The Bottom Line: A top-rate military thriller about suitcase nukes, terrorism and a divided America.
What if Islamic extremists acquired suitcase nukes? Would America’s cities be quickly reduced to ashes? How could they be stopped?
Those are the questions facing Duncan Hunter in his ongoing crusade against radical Islamic extremism. The third Duncan Hunter book begins in 1945, at the end of World War II, in a barroom standoff between Nazi and American soldiers. A truly excellent display of memorable dialogue and violence, the stylish scene is one that Quentin Tarantino would be proud of. More importantly, it serves to underscore the importance of America’s intelligence efforts, as well as draw parallels between the past and present struggles to protect America by operating abroad.
Although the fear of miniaturized nuclear weapons has been a frequent theme in American literature for decades, Hewitt brings fresh context in the form of a middle east forever transformed and destabilized by the Arab Spring. It’s a terrifying reality, and Hewitt pulls no punches. A former American fighter pilot who served in the Marines, Border Patrol and the U.S. Air Force, Hewitt’s experience is evident on every single page. As in Hewitt’s second Duncan Hunter book, Shoot Down, every technical detail seems fully believable.
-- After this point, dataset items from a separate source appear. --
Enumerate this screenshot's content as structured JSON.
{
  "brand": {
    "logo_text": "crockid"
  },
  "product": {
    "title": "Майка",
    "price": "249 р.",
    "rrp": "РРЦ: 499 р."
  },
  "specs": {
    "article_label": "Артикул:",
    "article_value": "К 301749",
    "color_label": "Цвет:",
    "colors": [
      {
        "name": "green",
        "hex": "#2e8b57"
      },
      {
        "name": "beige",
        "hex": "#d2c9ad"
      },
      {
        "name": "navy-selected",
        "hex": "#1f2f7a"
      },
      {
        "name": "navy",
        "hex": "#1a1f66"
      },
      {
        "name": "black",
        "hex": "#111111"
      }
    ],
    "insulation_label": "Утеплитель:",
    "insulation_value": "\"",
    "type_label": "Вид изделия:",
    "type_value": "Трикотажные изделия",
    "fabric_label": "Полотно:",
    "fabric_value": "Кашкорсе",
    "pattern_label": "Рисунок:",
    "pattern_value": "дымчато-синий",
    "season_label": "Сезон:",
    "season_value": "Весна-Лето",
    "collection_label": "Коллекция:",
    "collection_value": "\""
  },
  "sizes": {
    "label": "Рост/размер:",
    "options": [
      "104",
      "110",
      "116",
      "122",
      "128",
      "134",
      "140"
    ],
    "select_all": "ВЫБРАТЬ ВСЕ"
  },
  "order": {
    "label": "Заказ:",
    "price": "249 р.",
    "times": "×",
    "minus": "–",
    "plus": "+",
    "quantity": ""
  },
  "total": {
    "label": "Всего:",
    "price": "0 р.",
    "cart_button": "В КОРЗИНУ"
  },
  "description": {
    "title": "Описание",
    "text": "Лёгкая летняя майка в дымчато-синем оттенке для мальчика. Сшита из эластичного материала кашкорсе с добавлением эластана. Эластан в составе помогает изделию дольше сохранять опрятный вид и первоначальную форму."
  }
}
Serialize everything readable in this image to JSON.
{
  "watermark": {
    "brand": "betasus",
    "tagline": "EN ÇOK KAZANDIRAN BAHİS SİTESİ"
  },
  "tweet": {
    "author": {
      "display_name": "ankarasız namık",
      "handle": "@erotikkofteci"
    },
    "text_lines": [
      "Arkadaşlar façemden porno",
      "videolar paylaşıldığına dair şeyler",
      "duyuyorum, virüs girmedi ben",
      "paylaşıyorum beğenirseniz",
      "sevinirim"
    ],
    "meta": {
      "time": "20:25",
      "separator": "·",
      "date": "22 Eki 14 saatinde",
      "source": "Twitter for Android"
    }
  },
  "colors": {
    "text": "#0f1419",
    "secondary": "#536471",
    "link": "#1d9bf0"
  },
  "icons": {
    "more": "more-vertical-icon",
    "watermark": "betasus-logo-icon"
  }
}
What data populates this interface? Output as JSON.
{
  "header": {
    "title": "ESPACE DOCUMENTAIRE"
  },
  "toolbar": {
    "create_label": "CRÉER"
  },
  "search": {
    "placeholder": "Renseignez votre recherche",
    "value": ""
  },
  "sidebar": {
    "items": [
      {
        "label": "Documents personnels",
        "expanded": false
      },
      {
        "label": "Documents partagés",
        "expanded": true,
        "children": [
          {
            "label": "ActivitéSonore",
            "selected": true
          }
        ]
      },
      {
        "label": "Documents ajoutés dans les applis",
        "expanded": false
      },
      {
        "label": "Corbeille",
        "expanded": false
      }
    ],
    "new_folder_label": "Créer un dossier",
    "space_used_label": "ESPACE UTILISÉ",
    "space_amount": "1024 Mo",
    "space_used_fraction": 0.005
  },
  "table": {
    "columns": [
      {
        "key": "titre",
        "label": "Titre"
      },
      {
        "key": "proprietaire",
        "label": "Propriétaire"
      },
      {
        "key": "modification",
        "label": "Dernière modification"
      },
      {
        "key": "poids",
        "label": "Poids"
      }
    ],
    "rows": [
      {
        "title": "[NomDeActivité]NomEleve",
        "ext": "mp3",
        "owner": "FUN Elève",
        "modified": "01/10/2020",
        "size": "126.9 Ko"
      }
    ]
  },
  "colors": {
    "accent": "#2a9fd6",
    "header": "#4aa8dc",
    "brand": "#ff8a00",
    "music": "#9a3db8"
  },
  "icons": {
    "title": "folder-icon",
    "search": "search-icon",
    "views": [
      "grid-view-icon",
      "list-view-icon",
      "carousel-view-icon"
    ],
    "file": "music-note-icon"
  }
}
Hewitt’s flair for storytelling is self-evident, but his fondness for political divisiveness isn’t for everyone. From Hunter’s point of view, anyone who drives an electric car is automatically liberal scum, and there are countless other surprising offenses (conservationists, university students, journalists, the unemployed, long haired men) that define liberals as a separate class of people that are to be feared almost as much as Islamic extremists. As fascinating as the non-stop cultural tirade in No Need to Know is, some readers may long for an American hero that is a uniter, not a divider.